Docking was executed using the Ligand Docking module, employing the standard precision (SP) method. The top 100 molecules were predominantly selected according to binding affinity and run three docking times to ensure consistency. From these, 10 molecules were shortlisted based on the average binding affinities. These molecules were then screened using Lipinski's rule of five with the ChemAxon tool [38].
To evaluate the pharmacokinetic properties of the selected compounds, ADMET (Absorption, Distribution, Metabolism, Excretion, and Toxicity) analyses were conducted using the HelixADMET and ADMETlab (version 2.0) web servers [39, 40]. The absorption of the molecules was predicted using human intestinal absorption (HIA), Caco-2 permeability, and human oral bioavailability (HOB). Distribution of drug molecules was assessed by considering blood-brain barrier (BBB) penetration, plasma protein binding (PPB), and volume distribution. Metabolism was evaluated using models for inhibition by the detoxification enzyme cytochrome P450, including CYP2C9, CYP2D6, CYP3A4, and CYP2C19. Excretion of drugs was predicted using half-life, while toxicity was assessed based on the AMES toxicity, hepatotoxicity, and carcinogenicity.
In conjunction with the outcomes derived from the previously described screening process, the most promising molecular candidates will be subsequently subjected to molecular dynamics (MD) simulations, with the aim of elucidating the structural stability, integrity, flexibility and compactness of the protein-ligand complex.
Molecular dynamics simulation
To assess the dynamic behavior of the docked complexes following ADMET analysis, they were subjected to Molecular Dynamics (MD) simulations using the Schrödinger Biosuite's Desmond software. The aim was to scrutinize the stability of these complexes, specifically the interactions between the target proteins and the most promising ligands identified through virtual screening, over an extended 100-nanosecond (ns) simulation period.

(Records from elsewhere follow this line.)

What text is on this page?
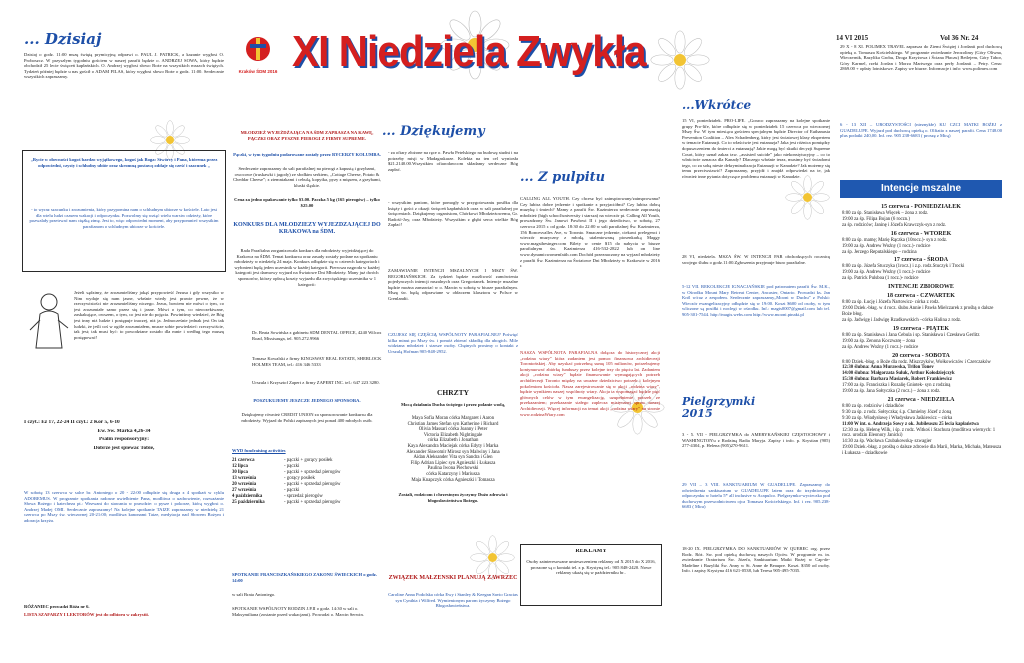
Kraków ŚDM 2016 XI Niedziela Zwykła	14 VI 2015	Vol 36 Nr. 24
... Dzisiaj
Dzisiaj o godz. 11:00 mszę świętą prymicyjną odprawi o. PAUL J. PATRICK, a kazanie wygłosi O. Proboszcz. W przyszłym tygodniu gościem w naszej parafii będzie o. ANDRZEJ SOWA, który będzie obchodził 25 lecie święceń kapłańskich. O. Andrzej wygłosi słowo Boże na wszystkich mszach świętych. Tydzień później będzie u nas gościł o ADAM FILAS, który wygłosi słowo Boże o godz. 11:00. Serdecznie wszystkich zapraszamy.
„Bycie w obecności kogoś bardzo wyjątkowego, kogoś jak Boga: Stwórcy i Pana, którema przez odpowiedni, czysty i schludny ubiór oraz skromną postawę oddaje się cześć i szacunek „
- to wyraz szacunku i zrozumienia, który przypomina nam o schludnym ubiorze w kościele. Lato jest dla wielu ludzi czasem wakacji i odpoczynku. Pozwolmy się wziąć wielu warstw odzieży, które pozwalały przetrwać nam ciężką zimę. Jest to, więc odpowiedni moment, aby przypomnieć wszystkim parafianom o schludnym ubiorze w kościele.
Jeżeli sądzimy, że zrozumieliśmy jakąś przypowieść Jezusa i gdy wszystko w Nim wydaje się nam jasne, właśnie wtedy jest prawie pewne, że w rzeczywistości nie zrozumieliśmy niczego. Jezus, bowiem nie mówi o tym, co jest zrozumiałe samo przez się i jasne. Mówi o tym, co nieoczekiwane, zaskakujące, owszem, o tym, co jest nie do pojęcia. Powiniśmy wiedzieć, że Bóg jest inny niż ludzie i postępuje inaczej, niż ja. Jednocześnie jednak jest On tak ludzki, że jeśli coś w ogóle zrozumiałem, musze sobie powiedzieć: rzeczywiście, tak jest; tak musi być: to powodziane zostało dla mnie i według tego muszę postępować!
I czyt.: Ez 17, 22-24 II czyt.: 2 Kor 5, 6-10
Ew. Św. Marka 4,26-34
Psalm responsoryjny:
Dobrze jest śpiewać Tobie,
W sobotę 13 czerwca w salce br. Antoniego o 20 - 22:00 odbędzie się druga z 4 spotkań w cyklu ADOREMUS. W programie spotkania radosne uwielbienie Pana, modlitwa o uzdrowienie, rozważanie Słowa Bożego i katecheza pt.: Wezwani do stawania w prawdzie: o pysze i pokorze, którą wygłosi o. Andrzej Madej OMI. Serdecznie zapraszamy! Na kolejne spotkanie TAIZE zapraszamy w niedzielę 21 czerwca po Mszy św. wieczornej 20-21:00; modlitwa kanonami Taize, medytacja nad Słowem Bożym i adoracja krzyża.
RÓŻANIEC prowadzi Róża nr 6.
LISTA SZAFARZY I LEKTORÓW jest do odbioru w zakrystii.
MŁODZIEŻ WYJEŻDŻAJĄCA NA ŚDM ZAPRASZA NA KAWĘ, PĄCZKI ORAZ PYSZNE PIEROGI Z FIRMY SUPREME.
Pączki, w tym tygodniu podarowane zostały przez RYCERZY KOLUMBA.
Serdecznie zapraszamy do sali parafialnej na pierogi z kapustą i grzybami, owocowe (truskawki i jagody) ze słodkim serkiem, „Cottage Cheese, Potato & Cheddar Cheese”; z ziemniakami i cebulą, kopytka, pyzy z mięsem, z grzybami, kluski śląskie.
Cena za jedno opakowanie tylko $3.00. Paczka 5 kg (165 pierogów) – tylko $25.00
KONKURS DLA MŁODZIEŻY WYJEŻDŻAJĄCEJ DO KRAKOWA na ŚDM.
Rada Parafialna zorganizowała konkurs dla młodzieży wyjeżdżającej do Krakowa na ŚDM. Temat konkursu oraz zasady zostały podane na spotkaniu młodzieży w niedzielę 24 maja. Konkurs odbędzie się w czterech kategoriach i wyłonieni będą jeden uczestnik w każdej kategorii. Pierwsza nagroda w każdej kategorii jest darmowy wyjazd na Światowe Dni Młodzieży. Many już dwóch sponsorów, którzy opłacą koszty wyjazdu dla zwycięskiego uczestnika w 1 kategorii:
Dr. Beata Sowińska z gabinetu SDM DENTAL OFFICE, 4240 Wilcox Road, Missisauga, tel. 905.272.9966
Tomasz Kowalski z firmy KINGSWAY REAL ESTATE, SHERLOCK HOLMES TEAM, tel.: 416 346 5333
Urszula i Krzysztof Zapert z firmy ZAPERT INC. tel.: 647 223 3280.
POSZUKUJEMY JESZCZE JEDNEGO SPONSORA.
Dziękujemy również CREDIT UNION za sponsorowanie konkursu dla młodzieży. Wyjazd do Polski zapisanych jest ponad 400 młodych osób.
WYD fundraising activities
21 czerwca	- pączki + gorący posiłek
12 lipca	- pączki
30 lipca	- pączki + sprzedaż pierogów
13 września	- gorący posiłek
20 września	- pączki + sprzedaż pierogów
27 września	- pączki
4 października	- sprzedaż pierogów
25 października	- pączki + sprzedaż pierogów
SPOTKANIE FRANCISZKAŃSKIEGO ZAKONU ŚWIECKICH o godz. 14:00
w sali Brata Antoniego.
SPOTKANIE WSPÓLNOTY RODZIN J.P.II o godz. 14:30 w sali o. Maksymiliana (zostanie przed wakacjami). Prowadzi o. Marcin Serwin.
... Dziękujemy
- za ofiary złożone na ręce o. Pawła Petelskiego na budowę studni i na potrzeby misji w Madagaskarze. Kolekta na ten cel wyniosła $21.2140.00.Wszystkim ofiarodawcom składamy serdeczne Bóg zapłać.
- wszystkim paniom, które pomogły w przygotowaniu posiłku dla księży i gości z okazji święceń kapłańskich oraz w sali parafialnej po święceniach. Dziękujemy organistom, Chórkowi Młodzieżowemu, Gr. Radość-Joy, oraz Młodzieży. Wszystkim z głębi serca wielkie Bóg Zapłać!
ZAMAWIANIE INTENCJI MSZALNYCH I MSZY ŚW. REGORIAŃSKICH. Za tydzień będzie możliwość zamówienia pojedynczych intencji mszalnych oraz Gregorianek. Intencje mszalne będzie można zamawiać w o. Marcin w sobotę w biurze parafialnym. Mszę św. będą odprawiane w obłaczem klasztoru w Polsce w Grenlandii.
CZUJESZ SIĘ CZĘŚCIĄ WSPÓLNOTY PARAFIALNEJ? Poświęć kilka minut po Mszy św. i pomóż zbierać składkę dla ubogich. Mile widziana młodzież i starsze osoby. Chętnych prosimy o kontakt z Urszulą Hofman 905-848-2952.
CHRZTY
Mocą działania Ducha świętego i przez polanie wodą,
Maya Sofia Moran córka Margaret i Aaron
Christian James Stefan syn Katherine i Richard
Olivia Massari córka Joanny i Peter
Victoria Elizabeth Nightingale
córka Elizabeth i Jonathan
Kaya Alexandra Maciejak córka Edyty i Marka
Alexander Sławomir Mirosz syn Malwiny i Jana
Aidan Aleksander Vita syn Sandra i Glen
Filip Adrian Lipiec syn Agnieszki i Łukasza
Paulina Iwona Piechowski
córka Katarzyny i Mariusza
Maja Knapczyk córka Agnieszki i Tomasza
Zostali, rodzicom i chrzestnym życzymy Dużo zdrowia i błogosławieństwa Bożego.
ZWIĄZEK MAŁŻEŃSKI PLANUJĄ ZAWRZEĆ
Caroline Anna Podolska córka Ewy i Stanley & Keegan Savio Gracias syn Cynthia i Wilfred. Wymienionym parom życzymy Bożego Błogosławieństwa.
... Z pulpitu
CALLING ALL YOUTH. Czy chcesz być zainspirowany/zainsprowana? Czy lubisz dobre jedzenie i spotkanie z przyjaciółmi? Czy lubisz dobrą muzykę i śmiech? Mamy z parafii Św. Kazimierza serdecznie zapraszają młodzież (high school/university i starsza) na wieczór pt. Calling All Youth, prowadzony Św. Janowi Pawłowi II i jego dziedictwo, w sobotę, 27 czerwca 2015 r. od godz. 18:30 do 22:00 w sali parafialnej Św. Kazimierza, 156 Roncesvalles Ave, w Toronto. Smaczne jedzenie, ciekawi prelegenci i wieczór muzyczny z młodą, utalentowaną piosenkarką Maggy www.magsthesinger.com Bilety w cenie $15 do nabycia w biurze parafialnym św. Kazimierza 416-532-2822 lub on line www.dynamicwomenfaith.com Dochód przeznaczony na wyjazd młodzieży z parafii Św. Kazimierza na Światowe Dni Młodzieży w Krakowie w 2016 r.
NASZA WSPÓLNOTA PARAFIALNA dołącza do historycznej akcji „rodzina wiary” która zadaniem jest pomoc finansowa archidiecezji Torontońskiej. Aby uzyskać potrzebną sumę 105 milionów, potrzebujemy kontynuować zbiórkę funduszy przez kolejne trzy do pięciu lat. Zadaniem akcji „rodzina wiary” będzie finansowanie wymagających potrzeb archidiecezji Toronto między na uważne dziedzictwo potrzeb i kolejnym pokoleniom kościoła. Nasza zarejestrowanie się w akcji „rodzina wiary”, będzie wynikiem naszej wspólnoty wiary. Akcja ta wspomagać będzie pięć głównych celów w tym ewangelizację, uzupełnienie potrzeb ze przekazaniem; przekazanie stałego zaplecza mistycznej spraw naszej Archidiecezji. Więcej informacji na temat akcji „rodzina wiary” na stronie www.rodzinaWiary.com
REKLAMY
Osoby zainteresowane umieszczeniem reklamy od X 2015 do X 2016, proszone są o kontakt tel. z p. Krystyną tel.: 905 848-2420. Nowe reklamy ukażą się w październiku br..
...Wkrótce
15 VI, poniedziałek. PRO-LIFE. „Goraco zapraszamy na kolejne spotkanie grupy Pro-life, które odbędzie się w poniedziałek 15 czerwca po wieczornej Mszy Św. W tym miesiącu gościem specjalnym będzie Director of Euthanasia Prevention Coalition – Alex Schadenberg, który jest światowej klasy ekspertem w temacie Eutanazji. Co to właściwie jest eutanazja? Jaka jest różnica pomiędzy dopuszczeniem do śmierci a eutanazją? Jakie mogą być skutki decyzji Supreme Court, który uznał zakaz tzw. „assisted suicide” jako niekonstytucyjny – co to właściwie oznacza dla Kanady? Dlaczego właśnie teraz, musimy być świadomi tego, co za sobą niesie dekryminalizacja Eutanazji w Kanadzie? Jak możemy się temu przeciwstawić? Zapraszamy, przyjdź i znajdź odpowiedzi na te, jak również inne pytania dotyczące problemu eutanazji w Kanadzie.
28 VI, niedziela. MSZA ŚW. W INTENCJI PAR obchodzących rocznicę swojego ślubu o godz.11:00.Zgłoszenia przyjmuje biuro parafialne.
5-12 VII. REKOLEKCJE IGNACJAŃSKIE pod patronatem parafii Św. M.K., w Ośrodku Mount Mary Retreat Centre, Ancaster, Ontario. Prowadzi ks. Jan Król w/raz z zespołem. Serdecznie zapraszamy„Mooni w Duchu” z Polski: Wieczór ewangelizacyjny odbędzie się w 19:00. Koszt $600 od osoby, w tym wliczone są posiłki i noclegi w ośrodku. Inf.: magis0007@gmail.com lub tel. 905-301-7544. http://magis.webs.com http://www.mooni.pinaki.pl
Pielgrzymki 2015
3 - 5. VII - PIELGRZYMKA do AMERYKAŃSKIEJ CZĘSTOCHOWY i WASHINGTON'u z Rodziną Radia Maryja. Zapisy i info. p. Krystian (905) 277-4304, p. Helena (905)270-9611.
29 VII – 3 VIII. SANKTUARIUM W GUADELUPE. Zapraszamy do odwiedzenia sanktuarium w GUADELUPE latem oraz do trzydniowego odpoczynku w hotelu 5* all inclusive w Acapulco. Pielgrzymko-wycieczka pod duchowym przewodnictwem ojca Tomasza Kościelskiego. Inf. i rez. 905.238-6683 ( Mira)
18-20 IX. PIELGRZYMKA DO SANKTUARIÓW W QUEBEC org. przez Rodz. Róż. Sw. pod opieką duchową naszych Ojców. W programie m. in. zwiedzanie Oratorium Św. Józefa, Sanktuarium Matki Bożej w Cap-de-Madeline i Bazyliki Św. Anny w St. Anne de Beaupre. Koszt. $350 od osoby. Info. i zapisy Krystyna 416 621-0538, lub Teresa 905-495-7035.
29 X - 8 XI. POLIMEX TRAVEL zaprasza do Ziemi Świętej i Jordanii pod duchową opieką o. Tomasza Kościelskiego. W programie zwiedzanie Jerozolimy (Góry Oliwna, Wieczernik, Bazylika Grobu, Droga Krzyżowa i Ściana Płaczu) Betlejem, Góry Tabor, Góry Karmel, rzeki Jordan i Morza Martwego oraz perły Jordanii – Petry. Cena: 2869.00 + opłaty lotniskowe. Zapisy we biurze. Informacje i info: www.polimex.com
6 - 13 XII – URODZYSTOŚCI (nieznykłe) KU CZCI MATKI BOŻEJ z GUADELUPE. Wyjazd pod duchową opieką o. Olfiatio z naszej parafii. Cena 1748.00 plus podatki 240,00. Inf. rez. 905 238-6683 ( proszę z Mirą)
Intencje mszalne
15 czerwca - PONIEDZIAŁEK
8:00 za śp. Stanisława Więcek – żona z rodz.
19:00 za śp. Filipa Bojan (6 roczn.)
za śp. rodziców; Janinę i Józefa Krawczyk-syn z rodz.
16 czerwca - WTOREK
8:00 za śp. mamę; Marię Rączka (10rocz.)- syn z rodz.
19:00 za śp. Andrew Woźny (1 rocz.)- rodzice
za śp. Jerzego Reputalskiego – rodzina
17 czerwca - ŚRODA
8:00 za śp. Józefa Stuczyka (1rocz.) i z.p. rodz.Stuczyk i Trocki
19:00 za śp. Andrew Woźny (1 rocz.)- rodzice
za śp. Patrick Pulsboa (1 rocz.)- rodzice
INTENCJE ZBIOROWE
18 czerwca - CZWARTEK
8:00 za śp. Łucję i Józefa Nartowicz- córka z rodz.
19:00 Dziek.-błag. w 4 rocz. ślubu Annie i Pawła Mielczarek z prośbą o dalsze Boże błog.
za śp. Jadwigę i Jadwigę Rzadkowskich –córka Halina z rodz.
19 czerwca - PIĄTEK
8:00 za śp. Stanisława i Jana Cebula i sp. Stanisława i Czesława Gerlitz
19:00 za śp. Zenona Koczwarę – żona
za śp. Andrew Woźny (1 rocz.)- rodzice
20 czerwca - SOBOTA
8:00 Dziek.-błag. o Boże dla rodz. Miszczyków, Wołkowiczów i Czerczaków
12:30 ślubna: Anna Murawska, Trifon Tonev
14:00 ślubna: Małgorzata Suluk, Arthur Kołodziejczyk
15:30 ślubna: Barbara Masiarek, Robert Frankiewicz
17:00 za śp. Franciszka i Rozalię Gniotek- syn z rodziną
19:00 za śp. Jana Sołtyczka (2 rocz.) – żona z rodz.
21 czerwca - NIEDZIELA
8:00 za śp. rodziców i dziadków
9:30 za śp. z rodz. Sołtyczka; ś.p. Chmielny Józef z żoną
9:30 za śp. Władysławę i Władysława Jaśkiewicz – córka
11:00 W int. o. Andrzeja Sowy z ok. Jubileuszu 25 lecia kapłaństwa
12:30 za śp. Helenę Wilk, i śp. z rodz. Witkoś i Stachura (modlitwa wiernych: 1 rocz. urodzin Eleonory Janicki)
14:30 za śp. Wacława Czubakowską- szwagier
19:00 Dziek.-błag. z prośbą o dalsze zdrowie dla Marii, Marka, Michała, Mateusza i Łukasza – dziadkowie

The initial stages of MD simulation involved configuring the solvent model, force field, and boundary conditions through the system builder. The OPLS4 force field was employed for these simulations, with the complexes centered in an orthorhombic box and a 10 Å distance imposed as boundary conditions. The solvent molecules were modeled using the simple point charge (SPC) model, and counter ions were added to neutralize the system's charge. A 0.15mol/L NaCl solution was included to simulate the concentration of physiological saline in the human body. Subsequently, the energy of the complex structures was minimized using the steepest descent algorithm, forming part of the equilibration protocol within the Desmond framework.
The MD simulations were conducted for a 100 ns trajectory within the NPT ensemble class. Temperature control was maintained at a constant 310 K using the Nose-Hoover chain method, and pressure was stabilized at 1 bar using the Martyna-Tobias-Klein method. Comprehensive analyses of the simulation events included assessing the Root Mean Square Deviation (RMSD) of protein and ligand bonds, Root Mean Square Fluctuation (RMSF) of the complex, Radius of Gyration (RoG), Solvent Accessible Surface Area (SASA), and intermolecular hydrogen bonds. These analyses provided valuable insights into the stability of the ligands within the binding sites of the protein complexes. Additionally, the solvent-accessible properties of the protein-ligand complexes were examined to understand their interaction with the surrounding environment.